Here are some sources of information on travel to T&T.  Keep in mind, these are WARNINGS, and not travel brochures.  Therefore, the entire content is--by nature--negative.  So, take it with a grain of salt.  Consider reading about some other (similar) countries or islands that you may be considering as well, to get a general feeling for the tone of the articles.
In other words, don't let these scare you off.....read about similar locations and make a decision based on the info and the relative differences. 

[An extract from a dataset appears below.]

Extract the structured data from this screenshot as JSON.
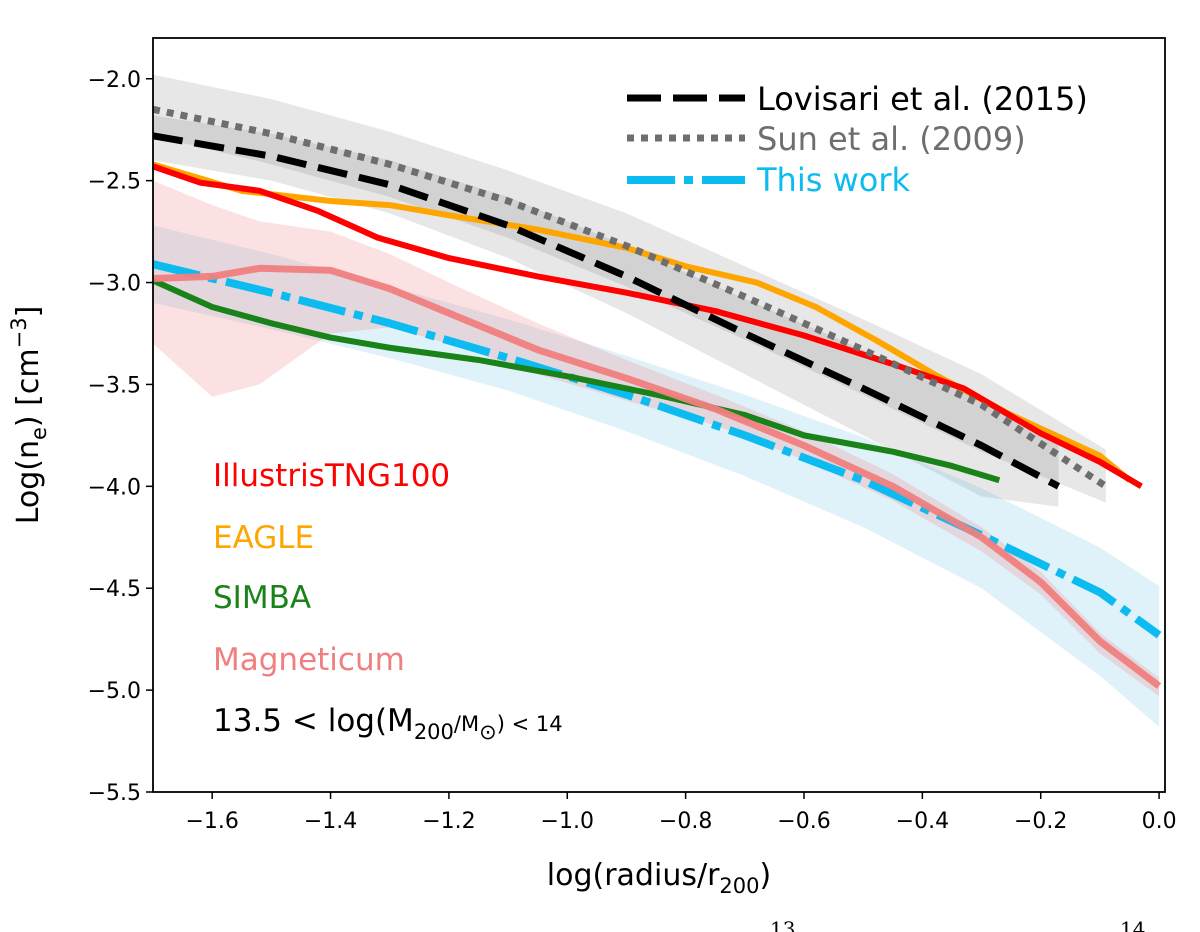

US Gov State Dept  on T&T  (rated at same level as Mexico....) https://travel.state.gov/content/tr...ries/trinidad-and-tobago-travel-advisory.html
US OSAC for T&T:   https://www.osac.gov/pages/ContentReportDetails.aspx?cid=23202


----------



## Ann-Marie (Jun 23, 2018)

I decided we are going.  We will do the tours with the resort, and we are always in by dinner time or shortly thereafter.  When we are away, we usually don't eat lunch and have an early dinner, or eat a big lunch and have something simple in the room for dinner.  I don't think we should have any trouble, since we will not be touring areas that are not safe, and will not be out late at night.


----------



## pedro47 (Jun 23, 2018)

In any foreign port just be careful do not flash large amount of cash, do not  carry expensive cameras loosely on your arms, do not wear expensive jewelry, males do not carry your wallet in your back pocket, ladies please zip & secure those large purses; please be careful when riding public buses & trains in port.  These are some suggestive tips and they also apply to any major U.S.A. Tourist  Cities IMHP.


----------



## bbodb1 (Jun 24, 2018)

pedro47 said:


> In any foreign port just be careful do not flash large amount of cash, do not  carry expensive cameras loosely on your arms, do not wear expensive jewelry, males do not carry your wallet in your back pocket, ladies please zip & secure those large purses; please be careful when riding public buses & trains in port.  These are some suggestive tips and they also apply to any major U.S.A. Tourist  Cities IMHP.


Wise advice for domestic ports too....


----------